I haven't read the book. I have read the review and I am assuming the reviewer has read the book. The impression you give in the paragraph above is NOT the impression the reviewer gives. I have also studied your work and I do understand that your heart is in the right place and that you have great empathy with eating disorder sufferers - hey, no one's in this field for money!

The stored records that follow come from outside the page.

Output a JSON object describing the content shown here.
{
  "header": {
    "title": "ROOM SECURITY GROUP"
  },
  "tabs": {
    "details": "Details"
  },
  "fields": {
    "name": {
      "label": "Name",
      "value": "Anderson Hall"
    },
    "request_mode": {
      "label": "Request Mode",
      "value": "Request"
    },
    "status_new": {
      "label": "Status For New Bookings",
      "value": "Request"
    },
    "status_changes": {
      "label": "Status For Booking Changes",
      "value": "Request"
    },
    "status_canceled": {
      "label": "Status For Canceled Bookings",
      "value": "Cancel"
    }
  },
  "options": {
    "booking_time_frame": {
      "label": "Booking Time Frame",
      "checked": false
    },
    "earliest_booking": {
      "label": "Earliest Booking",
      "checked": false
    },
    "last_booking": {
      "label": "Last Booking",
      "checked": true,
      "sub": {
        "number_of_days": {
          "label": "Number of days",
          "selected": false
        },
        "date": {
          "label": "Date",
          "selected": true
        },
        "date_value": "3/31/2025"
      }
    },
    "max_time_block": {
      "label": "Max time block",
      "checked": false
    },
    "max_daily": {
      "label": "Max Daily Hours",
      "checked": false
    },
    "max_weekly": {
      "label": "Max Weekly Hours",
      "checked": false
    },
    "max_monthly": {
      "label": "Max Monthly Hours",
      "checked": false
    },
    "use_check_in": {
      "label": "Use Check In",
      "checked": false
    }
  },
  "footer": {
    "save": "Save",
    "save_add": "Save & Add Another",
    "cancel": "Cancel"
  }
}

However, I do feel that this book does emphasise too much the stereotypical view of the family - monstrous mothers who diet and call their over anxious children fat, with a distant father looming menacingly in the background. I am afraid I have little time for psychoanalyists - they were the people who invented "packing" as a cure for autism - sigh - and do so want the world to move on to understand that we parents of children with eating disorders are not the dementors many perceive us to be.
Perhaps whatever you meant to say came out wrong? Because the paragraph above sounds nothing like the review. Perhaps it would have been kinder to sufferers and parents alike to include the biological, genetic and the evidence based stuff so people could have a clearer understanding of what an eating disorder actually is composed of?
Have you read David Wood's introduction to "Eating Disorders and the Brain" by Lask, Nunn and Frampton? Perhaps you would like to include that in your next print run?
Additionally, she does not say that there is no evidence or validity to the possibility of genetic determinants in the development of eating disorders. Rather, as people wanting to help those afflicted with this horrific disorder, we need to realistically view this disorder as a multi-faceted disease, caused by many factors. Along those lines, she stresses we need to not overemphasize the medicalization of eating disorders and misunderstand the complexities if the illness.
Just to turn things on their head. If you ignore the medical aspects of the illness, in order to "understand" it better, patients die. Just sayin....
Eating disorders are not caused by dysfunctional families, control issues or mothers with their own food issues. We're quite happy to accept that the stress of caring for a child with cancer might make parents appear dysfunctional so why can we accept that parents caring with a disease that is more lethal than some forms of childhood cancer might also be stressed and not operating at their best.
Science has shown that psychoanalytically based methods do not help those with eating disorders (or in fact most other conditions). Treatments based on these methods cure around one third of people, taking on average seven years and with up to 20% of patients dying in the process. What does work is the Maudsley method for anorexia nervosa, and bulimia in adolescents and young adults and CBT (often combined with medication) for older patients with bulimia or binge eating disorder. 70-90% of people fully recover by these methods taking on average one year. Feast-ed.org is a great source for further information.
To the editors: eating disorders are poorly understood by both the public and many treatment providers. Please show some social responsibility by researching what you publish and not further spreading information that hurts those in desperate need of help.